Die Tradition des Lindenparks also, die für gute Konzerte steht?
Dirk Harder: Ja, wir wollen anknüpfen an die alten Sachen, wofür der Lindenpark bekannt ist. Wir wollen wieder die Adresse für qualitativ wertvolle Musik sein. Dabei werden wir uns nicht nur in die eine Richtung bewegen, die Kinder- und Jugendarbeit ist weiterhin ein wichtiges Standbein. Wir wollen wieder als verlässlicher Partner akzeptiert werden. Es gab Schwierigkeiten, das ist nicht zu leugnen. Es wurden Gagen nicht bezahlt und daraus entstehen natürlich Ängste. Die Beispiele wie mit der Band Keimzeit sind ja bekannt.

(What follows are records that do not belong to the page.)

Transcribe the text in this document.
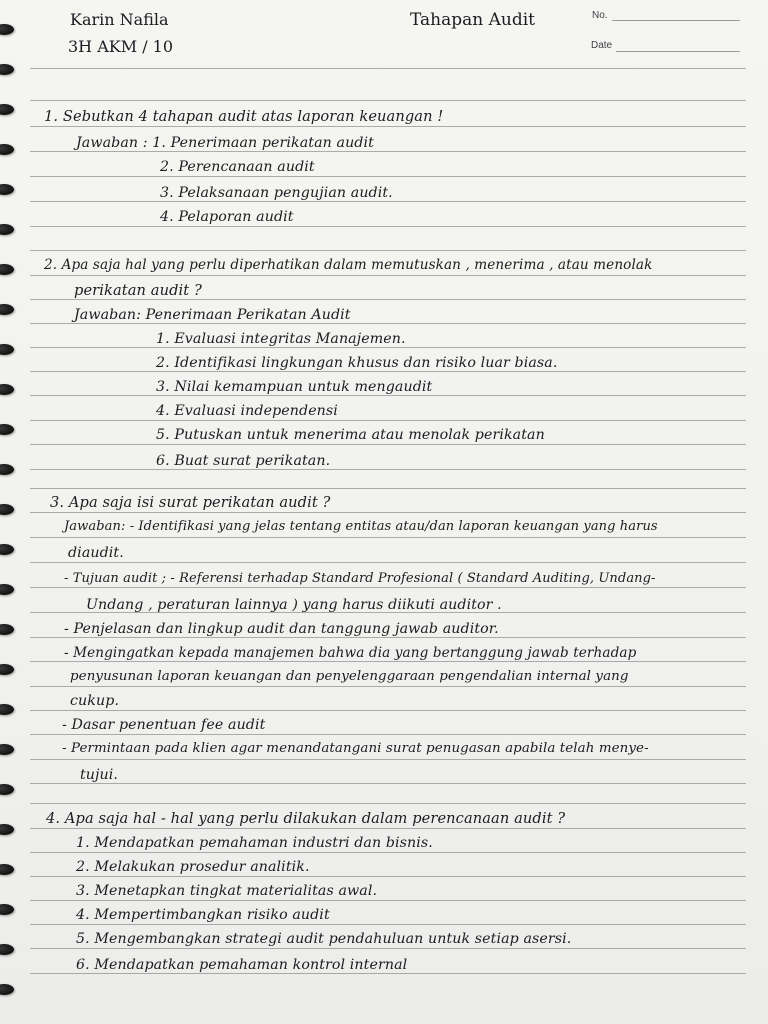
Karin Nafila
3H AKM / 10
Tahapan Audit	No.
Date
1. Sebutkan 4 tahapan audit atas laporan keuangan !
Jawaban : 1. Penerimaan perikatan audit
2. Perencanaan audit
3. Pelaksanaan pengujian audit.
4. Pelaporan audit
2. Apa saja hal yang perlu diperhatikan dalam memutuskan , menerima , atau menolak
perikatan audit ?
Jawaban: Penerimaan Perikatan Audit
1. Evaluasi integritas Manajemen.
2. Identifikasi lingkungan khusus dan risiko luar biasa.
3. Nilai kemampuan untuk mengaudit
4. Evaluasi independensi
5. Putuskan untuk menerima atau menolak perikatan
6. Buat surat perikatan.
3. Apa saja isi surat perikatan audit ?
Jawaban: - Identifikasi yang jelas tentang entitas atau/dan laporan keuangan yang harus
diaudit.
- Tujuan audit ; - Referensi terhadap Standard Profesional ( Standard Auditing, Undang-
Undang , peraturan lainnya ) yang harus diikuti auditor .
- Penjelasan dan lingkup audit dan tanggung jawab auditor.
- Mengingatkan kepada manajemen bahwa dia yang bertanggung jawab terhadap
penyusunan laporan keuangan dan penyelenggaraan pengendalian internal yang
cukup.
- Dasar penentuan fee audit
- Permintaan pada klien agar menandatangani surat penugasan apabila telah menye-
tujui.
4. Apa saja hal - hal yang perlu dilakukan dalam perencanaan audit ?
1. Mendapatkan pemahaman industri dan bisnis.
2. Melakukan prosedur analitik.
3. Menetapkan tingkat materialitas awal.
4. Mempertimbangkan risiko audit
5. Mengembangkan strategi audit pendahuluan untuk setiap asersi.
6. Mendapatkan pemahaman kontrol internal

Besteht die Arbeit im Lindenpark derzeit also vor allem darin, das angeschlagene Image aufzubessern
Sarah Buschmeier: Ja, das ist eines der Hauptziele.
Dirk Harder: Eine Gesundung des Unternehmens Lindenpark ist derzeit das wichtigste Ziel. Wir befanden uns immer kurz vor der Insolvenz und es ist noch nicht ausgestanden. Wir werden noch zwei bis drei Jahre mit dem Wundenflicken beschäftigt sein.
Sarah Buschmeier: Für uns sind das ganz große Schritte, die wir hier gerade machen. Doch nach außen werden die meist nur als ganz kleine wahrgenommen.